Color Doppler ultrasound in the biopsy-based diagnosis of prostate cancer

A new report from an Italian clinical research team, and based on a randomized clinical trial of 300 patients, suggests that color Doppler ultrasound offers no significant benefit over standard “gray-scale” ultrasound in the biopsy-based diagnosis of prostate cancer — which is not going to please the advocates of color Doppler ultrasonography.

Since the late 1980s it has been customary to use transrectal gray-scale ultrasonography (gray-scale TRUS) as the standard method to guide needle placement in the biopsy sampling of prostate tissue when attempting to diagnose localized prostate cancer in men with a suspicious PSA level or and abnormal digital rectal examination (DRE) result. However, it is generally agreed that some 10 to 30 percent of cancers may remain undiagnosed after a single gray-scale TRUS-guided biopsy (regardless of the precise number of standard biopsy cores removed the strategy applied).
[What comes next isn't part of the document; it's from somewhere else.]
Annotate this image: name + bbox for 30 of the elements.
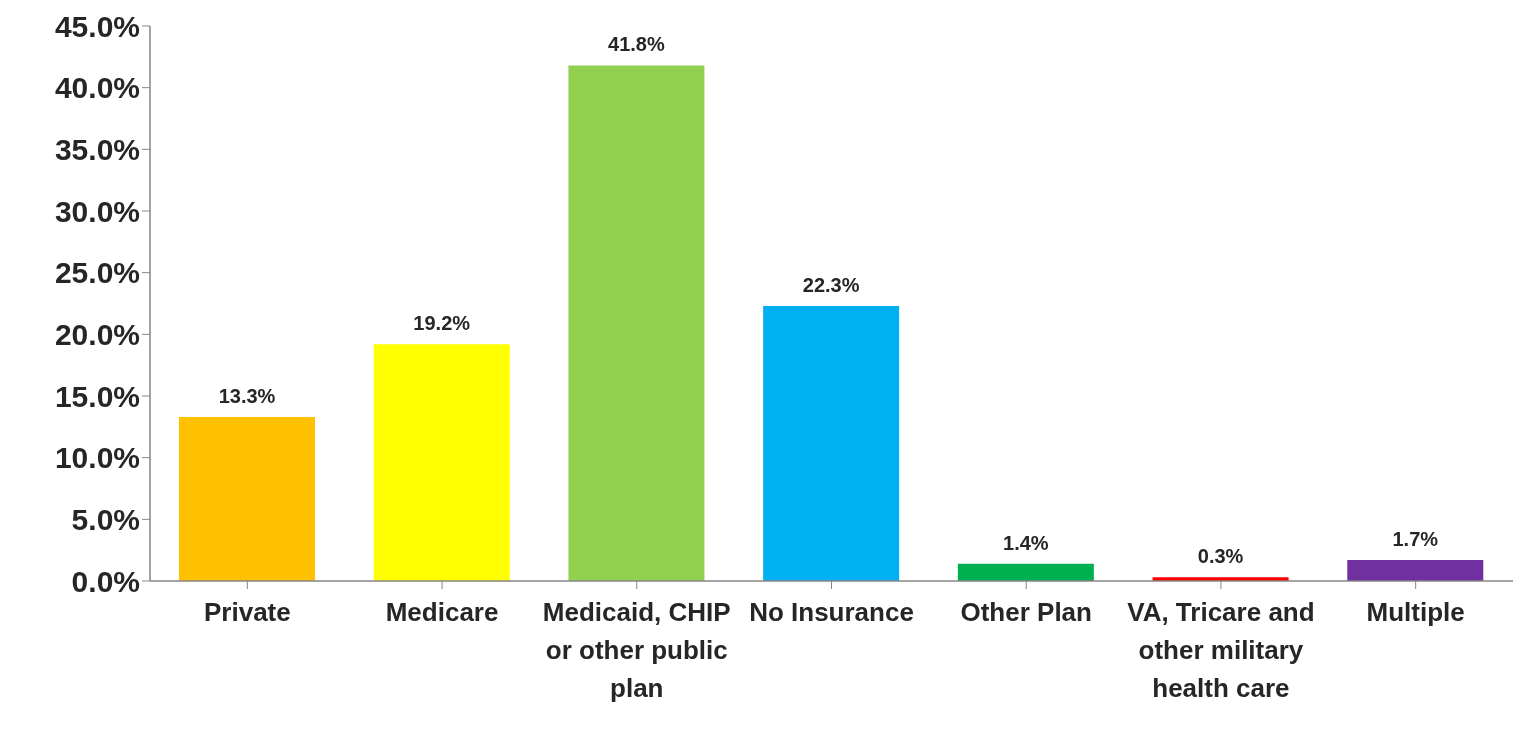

Taverna et al. set out to compare the rate of prostate cancer detection using a randomized clinical trial process in which patients were randomized to one of three groups based on their TRUS-guided biopsy strategies:

  • Standard biopsy under gray-scale TRUS guidance (Group A)
  • Biopsy under color Doppler TRUS guidance (Group B)
  • Biopsy under color Doppler TRUS guidance with the injection of the SonoVue™ microbubble contrast agent (Group C)

The trial enrolled patients who had PSA values between 2.5 and 9.9 ng/ml, negative digital rectal examination (DRE) results, and no visible evidence of cancer on grey-scale TRUS. The patients were then randomly assigned to one of the three above groups, with 100 patients in each of the three groups.

Contrast-enhanced biopsies samples were taken from the peripheral, transitional, apical or anterior prostate zones of all 300 patients. The patients in Groups B and C underwent a further 13 systematic prostate biopsies.

The base findings were as follows:

  • 88/300 patients (29.3 percent) had a positive histological diagnosis of prostate cancer.
  • 22/300 patients (7.4 percent) had a histological diagnosis of high-grade prostatic intraepithelial neoplasia (HG-PIN) or atypical small acinar proliferation (ASAP). •
  • There were no significant differences in the rates of detection of prostate cancer among the three patient groups (P = 0.329)
  • Color Doppler ultrasound was found to have low sensitivity, low specificity, and low accuracy with or without the addition of the SonoVue contrast agent.

Taverna et al. conclude (among other things) that the prostate cancer detection rate is not significantly improved by the use of color Doppler TRUS guidance with or without the SonoVue contrast agent as compared to standard gray-scale TRUS guidance.

4 Responses

  1. Is there any discussion as to the experience of the color Doppler operator and their experience interpreting the results? In the hands of the right technician (e.g., Duke Bahn or Katsuto Shinohara in California), I am aware of anecdotal cases where Doppler produced very significant results not discovered by gray scale TRUS.

    I doubt a color Doppler machine placed in the hands of a urologist who has largely used gray scale, would produce better results.


  2. I can already hear the naysayers. This isn’t the first such study I recall seeing on this here at the InfoLink. I think a study in Germany showed a 15% failure to detect rate that TRUS biopsies found cancer in. Of course, the counter-argument will be that there is no doctor in Italy like the some well-talked about CDU super-heroes here stateside …

    But I’ll bite. It’s time for a comparative study here from Ventura and Rochester … I’m sure there is a role for CDU in prostate cancer biopsies ~ but right now I’m not swayed …

  3. Very confusing when you read conflicting reports … See, for example this one, which says that

    “According to a recent article published in The Journal of Urology, the use of contrast enhanced color Doppler in endorectal ultrasound improves the detection of prostate cancer.”

    Why the difference? Who do you believe these days?

  4. I think the answer to your question is actually rather straightforward … There is no consensus about the value of some types of technology … Different researchers can and do get different results … As a consequence, the learning for patients is that you shouldn’t take everything you are told as being “the truth.” The Devil is usually in the details of how these different studies are carried out.